The podcast also touches on something I’ve learned as well: Federal dollars have long been pegged to research-based practices. But nearly everything on the market is labeled that way. And it doesn’t necessarily mean that a specific product or program has been scientifically tested and proven effective. Often it means the designers of the product looked at reading research and decided how to apply it. Not only does the company selling that product play up its benefits, but the districts and states that buy in become accomplices, hoping to justify their decisions.

I learned a lot of this in the early 2000s, covering CMS’ experience with the Open Court reading program. The district saw some early gains, and the superintendent at the time said that CMS was on the brink of solving the reading problem and closing racial gaps. And this is where things get really sticky. Because as some of you know, Open Court was a phonics-based curriculum. And CMS eventually abandoned it because the district did not see significant, lasting gains in reading proficiency.

It’s understandable that people are angry at decision-makers who pursued strategies that failed so many children. But it’s also fair to note that so far nothing has been proven to consistently teach all kids to read well. And many efforts, from public pre-kindergarten programs to various reading interventions, create test-score gains in early grades that fade later. As I recently reported, that’s been the case in Mississippi, which saw a dramatic jump in fourth-grade reading scores five years after introducing the LETRS program. But in 2022 Mississippi’s fourth graders still fared only about the same as North Carolina’s on national exams, and their eighth graders were below average.
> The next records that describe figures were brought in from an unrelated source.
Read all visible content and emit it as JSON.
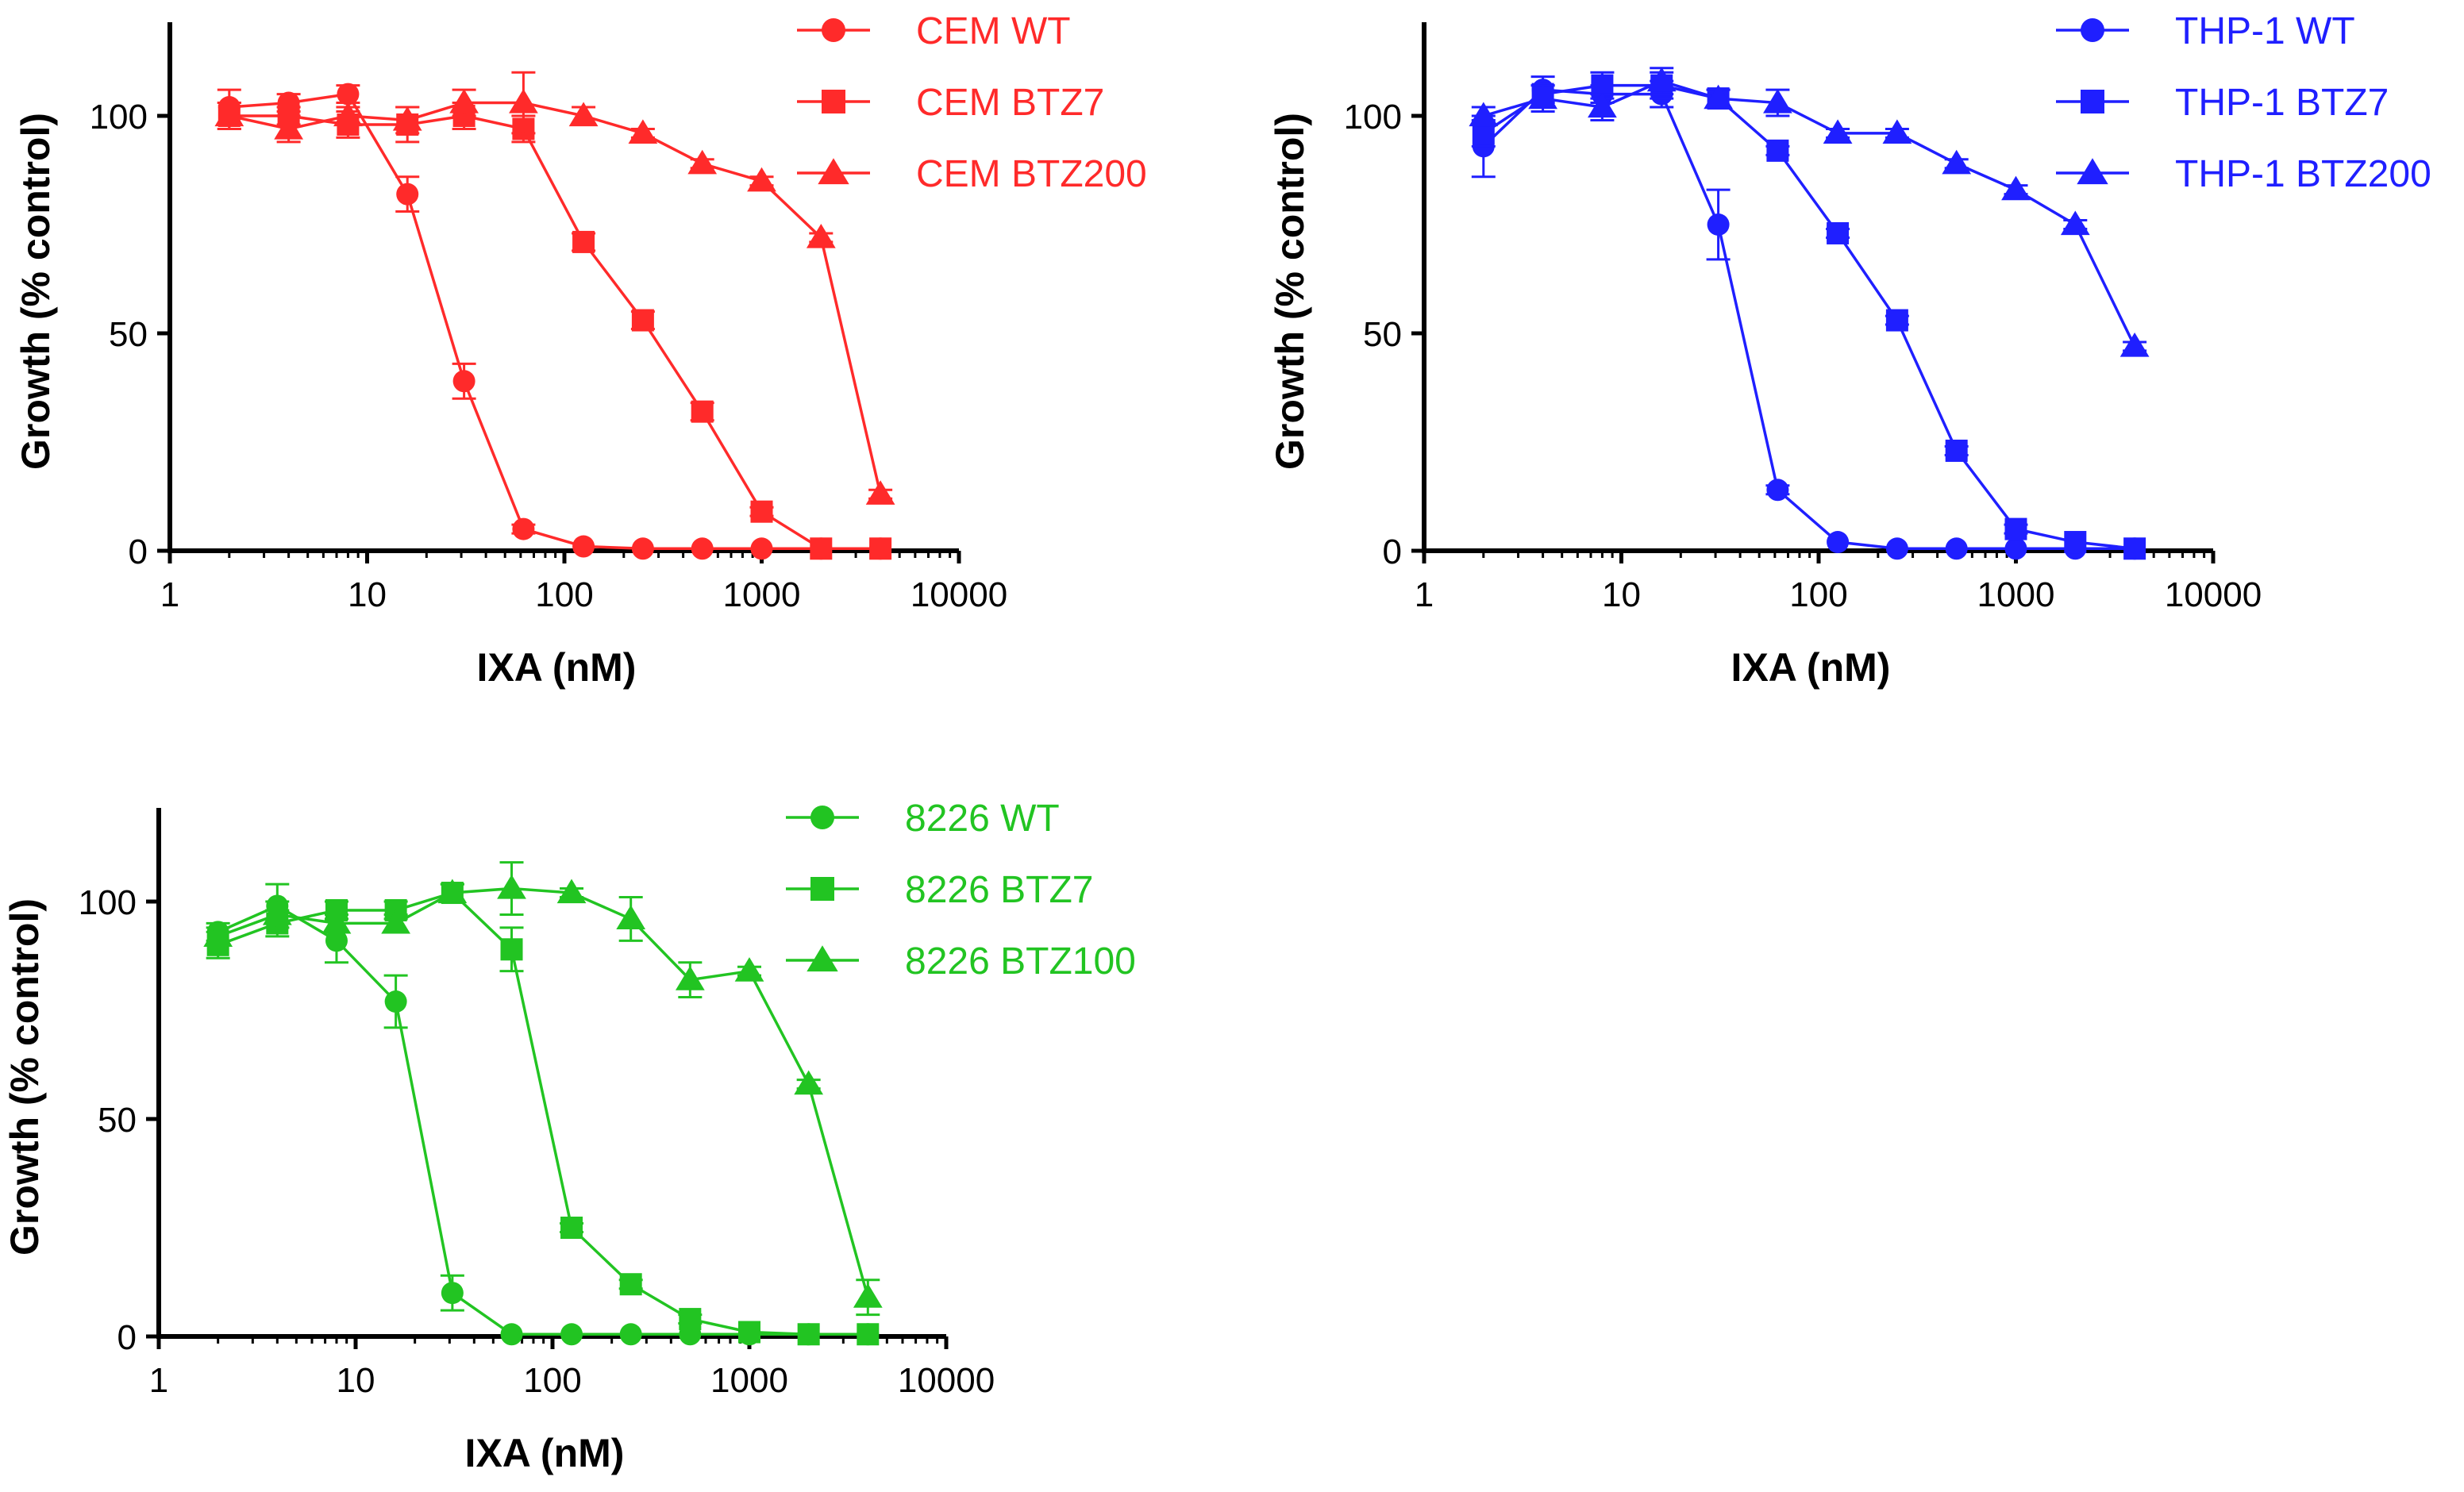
{
  "chart_data": [
    {
      "type": "line",
      "panel": "top-left",
      "title": "",
      "xlabel": "IXA (nM)",
      "ylabel": "Growth (% control)",
      "xscale": "log",
      "xlim": [
        1,
        10000
      ],
      "ylim": [
        0,
        120
      ],
      "xticks": [
        1,
        10,
        100,
        1000,
        10000
      ],
      "xtick_labels": [
        "1",
        "10",
        "100",
        "1000",
        "10000"
      ],
      "yticks": [
        0,
        50,
        100
      ],
      "ytick_labels": [
        "0",
        "50",
        "100"
      ],
      "color": "#ff2a2a",
      "legend_position": "top-right",
      "x": [
        2,
        4,
        8,
        16,
        31,
        62,
        125,
        250,
        500,
        1000,
        2000,
        4000
      ],
      "series": [
        {
          "name": "CEM WT",
          "marker": "circle",
          "values": [
            102,
            103,
            105,
            82,
            39,
            5,
            1,
            0.5,
            0.5,
            0.5,
            0.5,
            0.5
          ],
          "errors": [
            4,
            2,
            2,
            4,
            4,
            1,
            0,
            0,
            0,
            0,
            0,
            0
          ]
        },
        {
          "name": "CEM BTZ7",
          "marker": "square",
          "values": [
            100,
            100,
            98,
            98,
            100,
            97,
            71,
            53,
            32,
            9,
            0.5,
            0.5
          ],
          "errors": [
            3,
            2,
            3,
            4,
            3,
            3,
            2,
            2,
            2,
            1,
            0,
            0
          ]
        },
        {
          "name": "CEM BTZ200",
          "marker": "triangle",
          "values": [
            100,
            97,
            100,
            99,
            103,
            103,
            100,
            96,
            89,
            85,
            72,
            13
          ],
          "errors": [
            3,
            3,
            2,
            3,
            3,
            7,
            2,
            1,
            1,
            1,
            1,
            1
          ]
        }
      ]
    },
    {
      "type": "line",
      "panel": "top-right",
      "title": "",
      "xlabel": "IXA (nM)",
      "ylabel": "Growth (% control)",
      "xscale": "log",
      "xlim": [
        1,
        10000
      ],
      "ylim": [
        0,
        120
      ],
      "xticks": [
        1,
        10,
        100,
        1000,
        10000
      ],
      "xtick_labels": [
        "1",
        "10",
        "100",
        "1000",
        "10000"
      ],
      "yticks": [
        0,
        50,
        100
      ],
      "ytick_labels": [
        "0",
        "50",
        "100"
      ],
      "color": "#1f1fff",
      "legend_position": "top-right",
      "x": [
        2,
        4,
        8,
        16,
        31,
        62,
        125,
        250,
        500,
        1000,
        2000,
        4000
      ],
      "series": [
        {
          "name": "THP-1 WT",
          "marker": "circle",
          "values": [
            93,
            106,
            105,
            105,
            75,
            14,
            2,
            0.5,
            0.5,
            0.5,
            0.5,
            0.5
          ],
          "errors": [
            7,
            3,
            2,
            3,
            8,
            1,
            0,
            0,
            0,
            0,
            0,
            0
          ]
        },
        {
          "name": "THP-1 BTZ7",
          "marker": "square",
          "values": [
            96,
            105,
            107,
            107,
            104,
            92,
            73,
            53,
            23,
            5,
            2,
            0.5
          ],
          "errors": [
            3,
            2,
            3,
            3,
            2,
            1,
            1,
            1,
            1,
            1,
            0,
            0
          ]
        },
        {
          "name": "THP-1 BTZ200",
          "marker": "triangle",
          "values": [
            100,
            104,
            102,
            108,
            104,
            103,
            96,
            96,
            89,
            83,
            75,
            47
          ],
          "errors": [
            2,
            3,
            3,
            3,
            2,
            3,
            1,
            1,
            1,
            1,
            1,
            1
          ]
        }
      ]
    },
    {
      "type": "line",
      "panel": "bottom-left",
      "title": "",
      "xlabel": "IXA (nM)",
      "ylabel": "Growth (% control)",
      "xscale": "log",
      "xlim": [
        1,
        10000
      ],
      "ylim": [
        0,
        120
      ],
      "xticks": [
        1,
        10,
        100,
        1000,
        10000
      ],
      "xtick_labels": [
        "1",
        "10",
        "100",
        "1000",
        "10000"
      ],
      "yticks": [
        0,
        50,
        100
      ],
      "ytick_labels": [
        "0",
        "50",
        "100"
      ],
      "color": "#22c422",
      "legend_position": "top-right",
      "x": [
        2,
        4,
        8,
        16,
        31,
        62,
        125,
        250,
        500,
        1000,
        2000,
        4000
      ],
      "series": [
        {
          "name": "8226 WT",
          "marker": "circle",
          "values": [
            93,
            99,
            91,
            77,
            10,
            0.5,
            0.5,
            0.5,
            0.5,
            0.5,
            0.5,
            0.5
          ],
          "errors": [
            2,
            5,
            5,
            6,
            4,
            0,
            0,
            0,
            0,
            0,
            0,
            0
          ]
        },
        {
          "name": "8226 BTZ7",
          "marker": "square",
          "values": [
            90,
            95,
            98,
            98,
            102,
            89,
            25,
            12,
            4,
            1,
            0.5,
            0.5
          ],
          "errors": [
            3,
            3,
            2,
            2,
            2,
            5,
            1,
            1,
            1,
            0,
            0,
            0
          ]
        },
        {
          "name": "8226 BTZ100",
          "marker": "triangle",
          "values": [
            92,
            97,
            95,
            95,
            102,
            103,
            102,
            96,
            82,
            84,
            58,
            9
          ],
          "errors": [
            2,
            3,
            2,
            2,
            2,
            6,
            1,
            5,
            4,
            1,
            1,
            4
          ]
        }
      ]
    }
  ]
}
Like so many challenges in education, this seems to be a “yes and …” situation. Yes, it certainly appears that many children will benefit from explicit instruction in the mechanics of reading. AND that work needs to start early, in the homes and pre-kindergarten. AND we need to figure out how to reach older students who didn’t get that instruction early enough but still need it. AND students and parents need support in all the other aspects of life that can encourage or discourage learning.

Compared with that, listening to a four-hour podcast doesn’t seem like so much. But it’s a great way to get us all talking and thinking about what needs to happen next.